Chez Boston Dynamics, les ingénieurs entraînent leurs robots dans des environnements virtuels avant de les tester en réel. Ces simulations utilisent parfois les mêmes moteurs que les jeux vidéo (comme Unity ou MuJoCo). Les sauts, esquives et mouvements de Spot ou Atlas sont calculés dans des espaces de type jeu vidéo, avant d’être reproduits dans le monde réel.

“La simulation réduit les risques, accélère l’apprentissage, et permet d’essayer des scénarios extrêmes” — Marc Raibert, fondateur de Boston Dynamics, dans une interview pour IEEE Spectrum.

Nvidia Isaac Sim & Unreal Engine

Nvidia, leader des cartes graphiques, a développé Isaac Sim, un environnement de simulation pour entraîner des robots virtuels. Ce simulateur repose sur Unreal Engine 5, l’un des moteurs les plus utilisés dans le gaming.

Cela permet d’entraîner des bras robotiques à trier des objets, à manipuler des éléments fragiles, ou à s’adapter à un entrepôt dynamique, sans jamais casser une vraie pièce.

Jeux vidéo et robotique : vers une convergence totale ?

Le jeu comme environnement d’apprentissage pour les IA réelles

Dans les laboratoires de DeepMind, les chercheurs utilisent des jeux comme Minecraft ou Dota pour entraîner des modèles d’IA qui pourront ensuite être transposés à des robots. Pourquoi ? Parce que ces environnements sont riches, complexes, mais maîtrisables.

“Dota 2 a été notre laboratoire pour l’apprentissage stratégique multi-agent.
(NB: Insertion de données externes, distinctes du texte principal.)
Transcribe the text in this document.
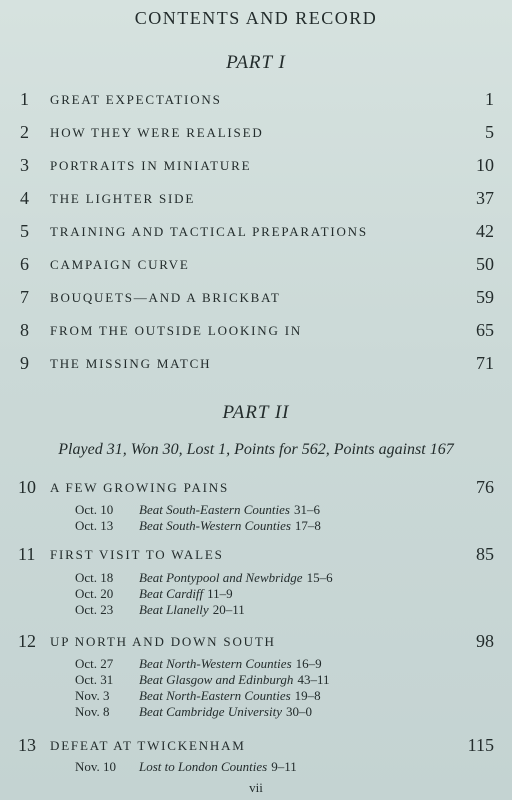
CONTENTS AND RECORD
PART I
1 GREAT EXPECTATIONS	1
2 HOW THEY WERE REALISED	5
3 PORTRAITS IN MINIATURE	10
4 THE LIGHTER SIDE	37
5 TRAINING AND TACTICAL PREPARATIONS	42
6 CAMPAIGN CURVE	50
7 BOUQUETS—AND A BRICKBAT	59
8 FROM THE OUTSIDE LOOKING IN	65
9 THE MISSING MATCH	71
PART II
Played 31, Won 30, Lost 1, Points for 562, Points against 167
10 A FEW GROWING PAINS	76
Oct. 10 Beat South-Eastern Counties 31–6
Oct. 13 Beat South-Western Counties 17–8
11 FIRST VISIT TO WALES	85
Oct. 18 Beat Pontypool and Newbridge 15–6
Oct. 20 Beat Cardiff 11–9
Oct. 23 Beat Llanelly 20–11
12 UP NORTH AND DOWN SOUTH	98
Oct. 27 Beat North-Western Counties 16–9
Oct. 31 Beat Glasgow and Edinburgh 43–11
Nov. 3 Beat North-Eastern Counties 19–8
Nov. 8 Beat Cambridge University 30–0
13 DEFEAT AT TWICKENHAM	115
Nov. 10 Lost to London Counties 9–11
vii
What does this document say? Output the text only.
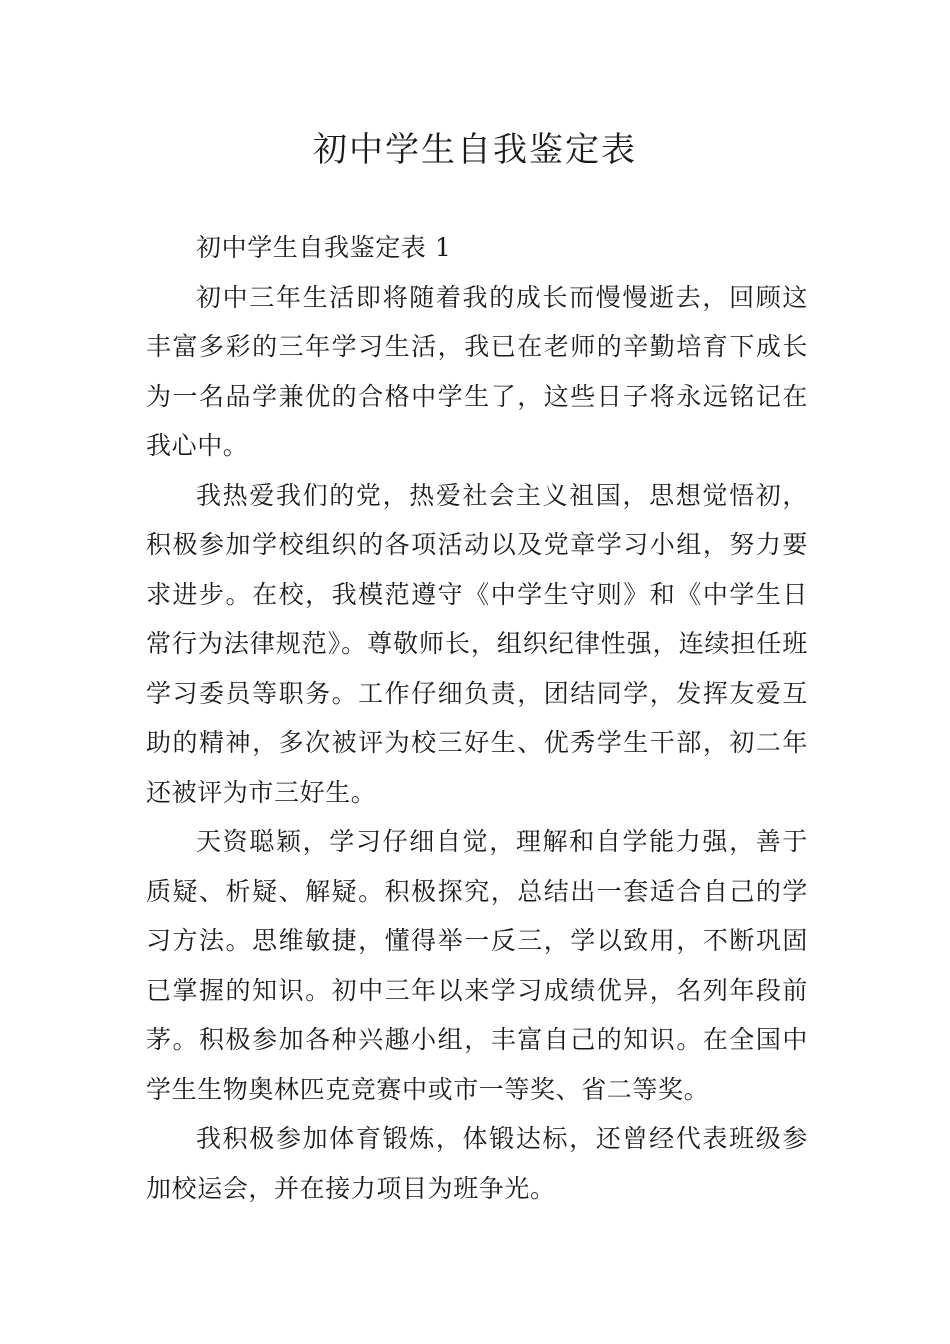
初中学生自我鉴定表

初中学生自我鉴定表 1

初中三年生活即将随着我的成长而慢慢逝去，回顾这丰富多彩的三年学习生活，我已在老师的辛勤培育下成长为一名品学兼优的合格中学生了，这些日子将永远铭记在我心中。

我热爱我们的党，热爱社会主义祖国，思想觉悟初，积极参加学校组织的各项活动以及党章学习小组，努力要求进步。在校，我模范遵守《中学生守则》和《中学生日常行为法律规范》。尊敬师长，组织纪律性强，连续担任班学习委员等职务。工作仔细负责，团结同学，发挥友爱互助的精神，多次被评为校三好生、优秀学生干部，初二年还被评为市三好生。

天资聪颖，学习仔细自觉，理解和自学能力强，善于质疑、析疑、解疑。积极探究，总结出一套适合自己的学习方法。思维敏捷，懂得举一反三，学以致用，不断巩固已掌握的知识。初中三年以来学习成绩优异，名列年段前茅。积极参加各种兴趣小组，丰富自己的知识。在全国中学生生物奥林匹克竞赛中或市一等奖、省二等奖。

我积极参加体育锻炼，体锻达标，还曾经代表班级参加校运会，并在接力项目为班争光。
Aujourd’hui, ces architectures nous aident dans la coordination de robots en essaim.” — Greg Brockman, cofondateur d’OpenAI.

Des expériences similaires ont été menées avec Doom, Minecraft, ou encore Super Mario Bros.

Les limites actuelles

Tout n’est pas transposable. Dans un jeu, le monde est stable, prévisible, sans frottement. Dans la réalité, les objets tombent, glissent, se cassent. Les capteurs sont imprécis, les actions ont des délais. Il faut donc intégrer de l’incertitude dans l’intelligence embarquée.